November 29, 2007 at 12:58 pm
Greetings folks. After 299 users added through EM, I promised myself I would make number 300 be the first I add strictly with TSQL. After an hour or two in BOL, this is what I came up with.
USE FTTPVACMC
GO
EXEC sp_grantlogin 'us1\v123456'
GO
EXEC sp_grantdbaccess 'us1\v123456', 'Doe, Joe'
GO
EXEC sp_defaultdb 'us1\v123456','FTTPVACMC'
GO
EXEC sp_addrolemember 'Splicer', 'Doe, Joe'
My questions are: 1) is this the right thing to do? 2) I tried it without using 'GO' after everything, and it worked, but the BOL examples used it, so I tried it and it also worked. What does using 'GO' do that not using it does not? 3) Is there a way to add more than one role at a time, or do I have to exec sp_addrolememeber once for every role?
Greg
Greg
_________________________________________________________________________________________________
The glass is at one half capacity: nothing more, nothing less.
November 29, 2007 at 3:52 pm
'GO' is the batch terminator that tells whatever utility you're using (QA, sqlcmd, osql) to send the statements before it to SQL Server.
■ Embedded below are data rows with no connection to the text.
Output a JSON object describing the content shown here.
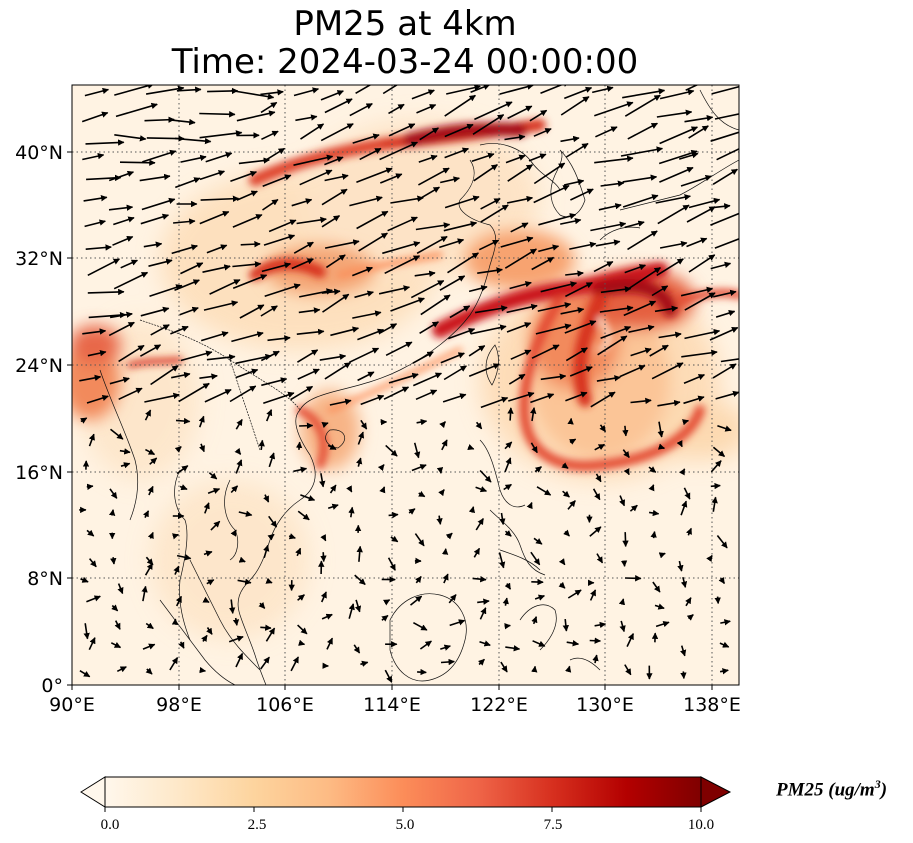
{
  "title": {
    "line1": "PM25 at 4km",
    "line2": "Time: 2024-03-24 00:00:00"
  },
  "map": {
    "projection": "PlateCarree",
    "extent": {
      "lon_min": 90,
      "lon_max": 140,
      "lat_min": 0,
      "lat_max": 45
    },
    "x_ticks": [
      "90°E",
      "98°E",
      "106°E",
      "114°E",
      "122°E",
      "130°E",
      "138°E"
    ],
    "y_ticks": [
      "0°",
      "8°N",
      "16°N",
      "24°N",
      "32°N",
      "40°N"
    ],
    "gridlines": "dotted",
    "coastlines": true,
    "wind_vectors": true,
    "high_pm25_regions": [
      "Northern China band near 40°N",
      "Sichuan Basin near 30°N",
      "East China Sea plume",
      "Swirl east of Taiwan (~130°E, 24°N)",
      "South Asia west edge"
    ]
  },
  "colorbar": {
    "label_main": "PM25 (ug/m",
    "label_sup": "3",
    "label_close": ")",
    "ticks": [
      "0.0",
      "2.5",
      "5.0",
      "7.5",
      "10.0"
    ],
    "min": 0,
    "max": 10,
    "extend": "both",
    "colormap": "OrRd",
    "colors": [
      "#fff7ec",
      "#fee8c8",
      "#fdd49e",
      "#fdbb84",
      "#fc8d59",
      "#ef6548",
      "#d7301f",
      "#b30000",
      "#7f0000"
    ]
  }
}
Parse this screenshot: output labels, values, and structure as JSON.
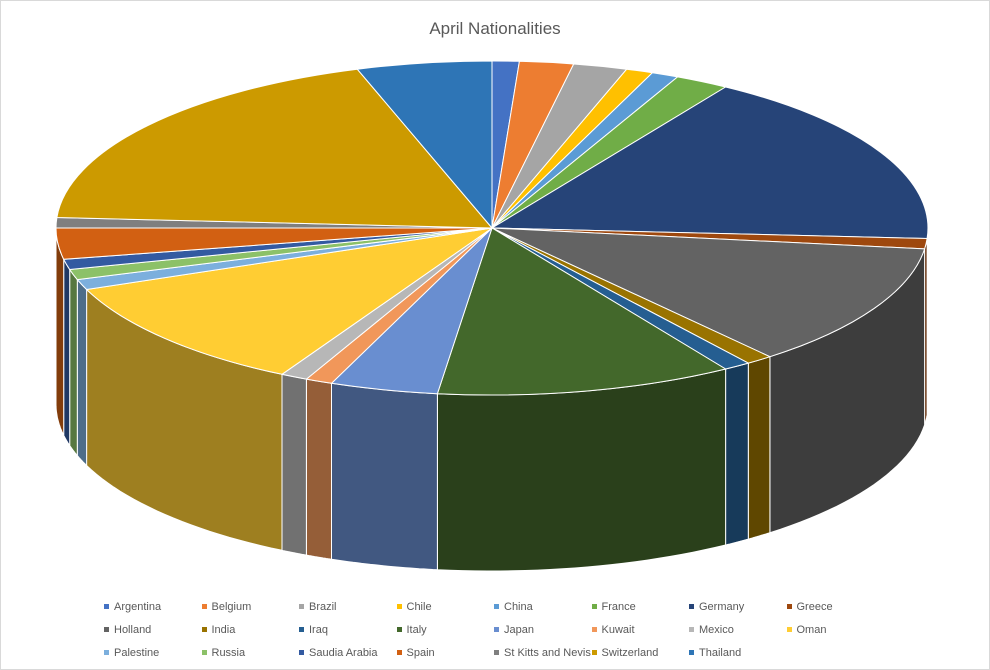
{
  "chart_data": {
    "type": "pie",
    "title": "April Nationalities",
    "legend_position": "bottom",
    "categories": [
      "Argentina",
      "Belgium",
      "Brazil",
      "Chile",
      "China",
      "France",
      "Germany",
      "Greece",
      "Holland",
      "India",
      "Iraq",
      "Italy",
      "Japan",
      "Kuwait",
      "Mexico",
      "Oman",
      "Palestine",
      "Russia",
      "Saudia Arabia",
      "Spain",
      "St Kitts and Nevis",
      "Switzerland",
      "Thailand"
    ],
    "values": [
      1,
      2,
      2,
      1,
      1,
      2,
      17,
      1,
      12,
      1,
      1,
      11,
      4,
      1,
      1,
      11,
      1,
      1,
      1,
      3,
      1,
      19,
      5
    ],
    "colors": [
      "#4472C4",
      "#ED7D31",
      "#A5A5A5",
      "#FFC000",
      "#5B9BD5",
      "#70AD47",
      "#264478",
      "#9E480E",
      "#636363",
      "#997300",
      "#255E91",
      "#43682B",
      "#698ED0",
      "#F1975A",
      "#B7B7B7",
      "#FFCD33",
      "#7CAFDD",
      "#8CC168",
      "#335AA1",
      "#D26012",
      "#7F7F7F",
      "#CC9A00",
      "#2E75B6"
    ]
  }
}
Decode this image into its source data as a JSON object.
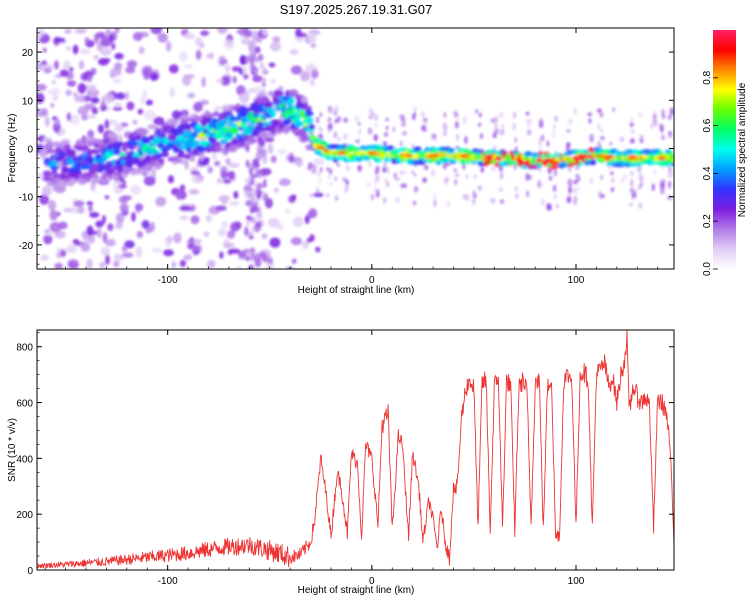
{
  "title": "S197.2025.267.19.31.G07",
  "chart_data": [
    {
      "type": "heatmap",
      "name": "spectrogram",
      "xlabel": "Height of straight line (km)",
      "ylabel": "Frequency (Hz)",
      "xlim": [
        -164,
        148
      ],
      "ylim": [
        -25,
        25
      ],
      "x_ticks": [
        -100,
        0,
        100
      ],
      "y_ticks": [
        -20,
        -10,
        0,
        10,
        20
      ],
      "colorbar": {
        "label": "Normalized spectral amplitude",
        "range": [
          0.0,
          1.0
        ],
        "ticks": [
          0.0,
          0.2,
          0.4,
          0.6,
          0.8
        ],
        "tick_labels": [
          "0.0",
          "0.2",
          "0.4",
          "0.6",
          "0.8"
        ],
        "colors": [
          "#ffffff",
          "#e0ccf5",
          "#b07ae8",
          "#7d1fe0",
          "#3333ff",
          "#00a0ff",
          "#00ffee",
          "#00ff66",
          "#66ff00",
          "#ffff00",
          "#ff8800",
          "#ff0000",
          "#ff2266"
        ]
      },
      "ridge": {
        "x": [
          -150,
          -130,
          -110,
          -90,
          -70,
          -55,
          -45,
          -40,
          -35,
          -30,
          -28,
          -20,
          -10,
          0,
          20,
          40,
          60,
          80,
          90,
          100,
          110,
          120,
          130,
          145
        ],
        "y": [
          -3,
          -2,
          0,
          2,
          4,
          6,
          8,
          8,
          7,
          4,
          1,
          -1,
          -1,
          -1,
          -1.5,
          -1.5,
          -2,
          -2.5,
          -2.5,
          -2,
          -1.5,
          -2,
          -2,
          -2
        ]
      }
    },
    {
      "type": "line",
      "name": "snr",
      "xlabel": "Height of straight line (km)",
      "ylabel": "SNR (10 * v/v)",
      "xlim": [
        -164,
        148
      ],
      "ylim": [
        0,
        860
      ],
      "x_ticks": [
        -100,
        0,
        100
      ],
      "y_ticks": [
        0,
        200,
        400,
        600,
        800
      ],
      "line_color": "#ee3333",
      "x": [
        -164,
        -150,
        -130,
        -110,
        -90,
        -75,
        -60,
        -50,
        -45,
        -40,
        -35,
        -30,
        -28,
        -25,
        -22,
        -20,
        -17,
        -15,
        -12,
        -10,
        -7,
        -5,
        -3,
        0,
        3,
        5,
        8,
        10,
        13,
        15,
        18,
        20,
        23,
        25,
        28,
        30,
        32,
        34,
        36,
        38,
        40,
        41,
        42,
        44,
        46,
        48,
        50,
        52,
        54,
        56,
        58,
        60,
        62,
        64,
        66,
        68,
        70,
        72,
        74,
        76,
        78,
        80,
        82,
        84,
        86,
        88,
        90,
        92,
        94,
        96,
        98,
        100,
        102,
        104,
        106,
        108,
        110,
        112,
        114,
        116,
        118,
        120,
        122,
        124,
        125,
        126,
        128,
        130,
        132,
        134,
        136,
        138,
        140,
        142,
        144,
        146,
        148
      ],
      "y": [
        15,
        20,
        30,
        45,
        60,
        80,
        90,
        70,
        60,
        45,
        55,
        100,
        180,
        400,
        250,
        120,
        350,
        300,
        130,
        420,
        380,
        120,
        450,
        400,
        160,
        520,
        560,
        140,
        480,
        450,
        120,
        420,
        300,
        100,
        250,
        180,
        80,
        220,
        100,
        40,
        300,
        280,
        320,
        550,
        650,
        680,
        650,
        150,
        670,
        680,
        140,
        660,
        690,
        150,
        680,
        660,
        140,
        650,
        680,
        640,
        160,
        670,
        690,
        140,
        650,
        690,
        120,
        130,
        680,
        700,
        680,
        150,
        700,
        710,
        680,
        150,
        700,
        720,
        740,
        660,
        690,
        600,
        700,
        760,
        850,
        560,
        660,
        620,
        600,
        620,
        590,
        150,
        610,
        600,
        570,
        450,
        100
      ]
    }
  ]
}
Your stored procedures executed with or without 'GO' because they're self contained and you used 'EXEC'. Try running them without 'GO' and 'EXEC' and see what happens.
sp_grantlogin 'us1\v123456'
sp_grantdbaccess 'us1\v123456', 'Doe, Joe'
sp_defaultdb 'us1\v123456','FTTPVACMC'
sp_addrolemember 'Splicer', 'Doe, Joe'
sp_addrolememeber will only add one at a time so you'll have to have to execute it for each role.
Greg
Greg
November 29, 2007 at 7:56 pm
I was afraid of that, but thanks for the reply
Greg
Greg
_________________________________________________________________________________________________
The glass is at one half capacity: nothing more, nothing less.